Doch hier kam ein zusätzliches Problem zum Vorschein: Das Video hätte mit einem "High Risk AI"-Label gekennzeichnet werden müssen, erhielt aber keines. Das Oversight Board sieht darin einen systematischen Fehler in Metas Kennzeichnungspraxis.

Was Meta jetzt tun soll

Das Gremium hat konkrete Empfehlungen formuliert:

Maßnahme Ziel
Erweiterte "High Risk AI"-Labels Mehr Situationen erfassen, in denen KI-Inhalte gekennzeichnet werden müssen
Stärkere Verbreitungsbremsen Deceptive AI Content langsamer und weniger weit verbreiten
Höhere Strafen Konten, die wiederholt manipulierte Inhalte teilen, stärker sanktionieren
Transparenzbericht Offenlegen, wann und wie oft KI-Labels angewendet werden

Das Oversight Board fungiert als unabhängiges Kontrollgremium und kann Meta zwar nicht zwingen, diese Empfehlungen umzusetzen – aber seine Entscheidungen haben erhebliches Gewicht für die Glaubwürdigkeit der Plattform und ihre Compliance-Strategie.

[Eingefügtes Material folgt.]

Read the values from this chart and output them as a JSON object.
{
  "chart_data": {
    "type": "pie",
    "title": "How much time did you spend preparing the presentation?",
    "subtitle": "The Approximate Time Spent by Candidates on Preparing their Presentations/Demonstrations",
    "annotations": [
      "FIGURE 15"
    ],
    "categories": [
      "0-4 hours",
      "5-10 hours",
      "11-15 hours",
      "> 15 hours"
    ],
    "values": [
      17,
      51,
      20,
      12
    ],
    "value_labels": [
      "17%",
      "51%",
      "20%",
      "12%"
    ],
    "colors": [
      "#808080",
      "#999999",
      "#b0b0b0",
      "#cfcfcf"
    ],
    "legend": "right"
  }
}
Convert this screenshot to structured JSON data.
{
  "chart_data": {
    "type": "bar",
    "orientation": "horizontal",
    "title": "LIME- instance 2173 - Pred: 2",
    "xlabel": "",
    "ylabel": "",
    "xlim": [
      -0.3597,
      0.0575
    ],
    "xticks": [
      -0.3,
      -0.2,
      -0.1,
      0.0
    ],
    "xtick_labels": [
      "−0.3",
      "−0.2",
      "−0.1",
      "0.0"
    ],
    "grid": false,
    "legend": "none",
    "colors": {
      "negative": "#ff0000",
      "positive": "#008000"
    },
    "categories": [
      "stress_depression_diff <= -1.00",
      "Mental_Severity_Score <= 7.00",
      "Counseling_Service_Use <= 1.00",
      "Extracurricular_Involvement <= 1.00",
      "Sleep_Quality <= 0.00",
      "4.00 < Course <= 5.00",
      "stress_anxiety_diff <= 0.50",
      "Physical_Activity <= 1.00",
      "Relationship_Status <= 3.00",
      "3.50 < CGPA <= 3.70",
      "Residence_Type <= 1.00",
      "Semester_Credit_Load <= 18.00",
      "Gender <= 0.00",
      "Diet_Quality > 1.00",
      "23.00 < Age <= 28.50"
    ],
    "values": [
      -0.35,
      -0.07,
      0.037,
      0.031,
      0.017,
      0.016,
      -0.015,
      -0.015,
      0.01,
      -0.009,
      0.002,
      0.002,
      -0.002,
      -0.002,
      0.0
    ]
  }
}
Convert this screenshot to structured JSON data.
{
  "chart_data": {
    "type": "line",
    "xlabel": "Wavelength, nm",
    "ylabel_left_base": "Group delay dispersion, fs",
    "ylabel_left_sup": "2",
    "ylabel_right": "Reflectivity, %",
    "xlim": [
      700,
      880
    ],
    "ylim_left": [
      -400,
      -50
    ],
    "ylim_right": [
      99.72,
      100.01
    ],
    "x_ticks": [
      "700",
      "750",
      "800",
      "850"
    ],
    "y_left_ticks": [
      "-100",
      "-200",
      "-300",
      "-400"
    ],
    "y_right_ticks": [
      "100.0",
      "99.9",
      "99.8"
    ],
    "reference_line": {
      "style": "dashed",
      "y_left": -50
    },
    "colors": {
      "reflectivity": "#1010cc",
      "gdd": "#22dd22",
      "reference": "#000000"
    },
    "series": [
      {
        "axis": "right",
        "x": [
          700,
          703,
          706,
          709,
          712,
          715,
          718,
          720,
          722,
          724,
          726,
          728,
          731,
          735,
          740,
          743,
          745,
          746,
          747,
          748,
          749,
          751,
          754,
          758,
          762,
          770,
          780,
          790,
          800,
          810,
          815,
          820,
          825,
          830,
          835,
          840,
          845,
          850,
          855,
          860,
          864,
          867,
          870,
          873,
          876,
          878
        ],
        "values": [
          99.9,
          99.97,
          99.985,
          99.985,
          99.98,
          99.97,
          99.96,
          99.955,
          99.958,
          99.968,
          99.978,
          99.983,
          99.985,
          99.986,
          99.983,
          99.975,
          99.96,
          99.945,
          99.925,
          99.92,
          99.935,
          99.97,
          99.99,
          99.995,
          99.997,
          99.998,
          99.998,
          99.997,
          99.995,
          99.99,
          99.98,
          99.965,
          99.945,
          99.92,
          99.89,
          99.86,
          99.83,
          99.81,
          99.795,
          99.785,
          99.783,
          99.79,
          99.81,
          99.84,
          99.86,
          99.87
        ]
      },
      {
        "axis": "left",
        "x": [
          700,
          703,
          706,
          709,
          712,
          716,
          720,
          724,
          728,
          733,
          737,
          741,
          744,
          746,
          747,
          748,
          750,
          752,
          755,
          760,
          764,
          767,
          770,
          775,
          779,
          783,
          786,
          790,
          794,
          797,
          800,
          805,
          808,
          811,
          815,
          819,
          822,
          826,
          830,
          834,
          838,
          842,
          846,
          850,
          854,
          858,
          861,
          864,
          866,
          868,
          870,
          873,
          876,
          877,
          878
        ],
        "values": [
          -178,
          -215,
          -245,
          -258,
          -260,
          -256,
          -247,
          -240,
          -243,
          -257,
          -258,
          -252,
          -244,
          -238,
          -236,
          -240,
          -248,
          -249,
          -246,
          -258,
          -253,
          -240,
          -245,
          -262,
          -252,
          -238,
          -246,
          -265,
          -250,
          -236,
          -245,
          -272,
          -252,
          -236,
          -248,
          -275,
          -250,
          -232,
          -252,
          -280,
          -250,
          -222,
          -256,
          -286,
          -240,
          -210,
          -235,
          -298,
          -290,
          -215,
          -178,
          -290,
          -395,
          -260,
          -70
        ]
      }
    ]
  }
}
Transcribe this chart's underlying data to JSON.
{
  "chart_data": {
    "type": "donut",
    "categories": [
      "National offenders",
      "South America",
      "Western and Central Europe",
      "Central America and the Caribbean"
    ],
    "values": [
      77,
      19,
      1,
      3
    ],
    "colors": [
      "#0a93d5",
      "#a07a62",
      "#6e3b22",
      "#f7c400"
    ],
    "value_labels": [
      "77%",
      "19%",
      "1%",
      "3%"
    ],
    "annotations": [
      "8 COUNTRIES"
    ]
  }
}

Was das für deutsche Unternehmen bedeutet

Die Kritik des Oversight Boards zeigt, dass selbst große Plattformen bei der Deepfake-Prävention hinterherhinken. Für deutsche Unternehmen, die auf Meta-Plattformen präsent sind oder KI-generierte Inhalte nutzen, bedeutet das: Die Regeln werden sich verschärfen. Wer manipulierte Inhalte teilt – absichtlich oder fahrlässig – muss mit stärkeren Konsequenzen rechnen. Gleichzeitig wird deutlich, dass die technische Erkennung und Kennzeichnung von KI-Inhalten noch nicht zuverlässig genug funktioniert. Das ist auch relevant für den EU AI Act, der ähnliche Transparenz- und Kennzeichnungspflichten vorsieht.